Mike Love agrees—to a point. “Gene might have saved his life,” he says, “but he went from psychologist to life manager, and that’s way beyond the bounds of standard ethical procedures.” Particularly rankling to Love are the facts that Landy has become involved in guiding Brian’s musical career and that Brian will not write or record with the Beach Boys. “Gene doesn’t want us around Brian, because were he to record with us again and be successful with the Beach Boys, it would prove that he doesn’t need Landy anymore,” says Love. “Brian has been with him since 1983 and hasn’t had any success, while we’ve enjoyed one of our biggest records [the vapid 1988 hit “Kokomo”] since then.” Love, who very much wants to collaborate with Brian again for a much-needed Beach Boy renaissance, adds, “The thing about Landy is that he has all the ambition of a rock musician but none of the talent.”
“I think that their ulterior motive is to gel me to write with Mike again,” says Brian, “but I don’t think I want to do that at this point. Maybe later, but not now. I’m not in that frame of mind.” Landy is convinced, however, that Love is blind when it comes to Brian’s musical interests. “Mike wants commercialism, and Brian wants art,” says Landy. “Mike would write a song about the Vietcong if he thought it would sell. Mike still wants sand, surf, sun and screwing in his songs.
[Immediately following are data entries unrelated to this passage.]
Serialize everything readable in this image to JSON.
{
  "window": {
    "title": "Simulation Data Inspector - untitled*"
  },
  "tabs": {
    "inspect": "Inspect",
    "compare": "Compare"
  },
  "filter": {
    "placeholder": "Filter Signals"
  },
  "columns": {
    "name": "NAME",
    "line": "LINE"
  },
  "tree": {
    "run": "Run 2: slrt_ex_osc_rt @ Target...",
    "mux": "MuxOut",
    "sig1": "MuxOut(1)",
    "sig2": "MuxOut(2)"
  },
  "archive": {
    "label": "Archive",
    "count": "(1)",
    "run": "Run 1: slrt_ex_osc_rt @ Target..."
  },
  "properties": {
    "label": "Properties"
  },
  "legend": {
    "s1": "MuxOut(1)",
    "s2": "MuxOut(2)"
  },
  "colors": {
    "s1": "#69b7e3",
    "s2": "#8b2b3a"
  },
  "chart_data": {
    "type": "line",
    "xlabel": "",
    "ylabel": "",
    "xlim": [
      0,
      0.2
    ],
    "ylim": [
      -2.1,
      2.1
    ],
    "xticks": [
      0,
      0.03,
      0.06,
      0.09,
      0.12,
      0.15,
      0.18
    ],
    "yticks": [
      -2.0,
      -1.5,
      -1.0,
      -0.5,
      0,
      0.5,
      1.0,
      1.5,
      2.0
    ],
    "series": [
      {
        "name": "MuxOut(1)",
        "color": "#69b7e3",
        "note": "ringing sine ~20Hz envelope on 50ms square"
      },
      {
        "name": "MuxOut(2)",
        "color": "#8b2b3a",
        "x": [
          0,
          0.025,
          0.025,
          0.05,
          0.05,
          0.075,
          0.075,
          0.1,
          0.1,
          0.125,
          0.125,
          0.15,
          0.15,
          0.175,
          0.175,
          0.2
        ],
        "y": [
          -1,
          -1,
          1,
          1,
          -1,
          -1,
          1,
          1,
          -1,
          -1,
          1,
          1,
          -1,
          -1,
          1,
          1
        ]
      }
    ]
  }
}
Brian grew out of that phase in 1966 with Pet Sounds.”
One of the saddest aspects of this saga has to be the crushing effect the suit must be having on the already fragile relationship between Brian and his daughters, Carnie, 23, and Wendy, 22. “I was never comfortable as a father,” Brian admits. “I was too drugged out to be a father, and that’s something I regret. Il weighs heavily on my mind.”
If the courts grant the family’s request and name a conservator, Brian says he will learn to live with the decision. But he also believes that any separation from Landy will not be permanent. “I think we’ll end up together,” predicts Brian. “But I don’t need him to guide me anymore. I only need his friendship.”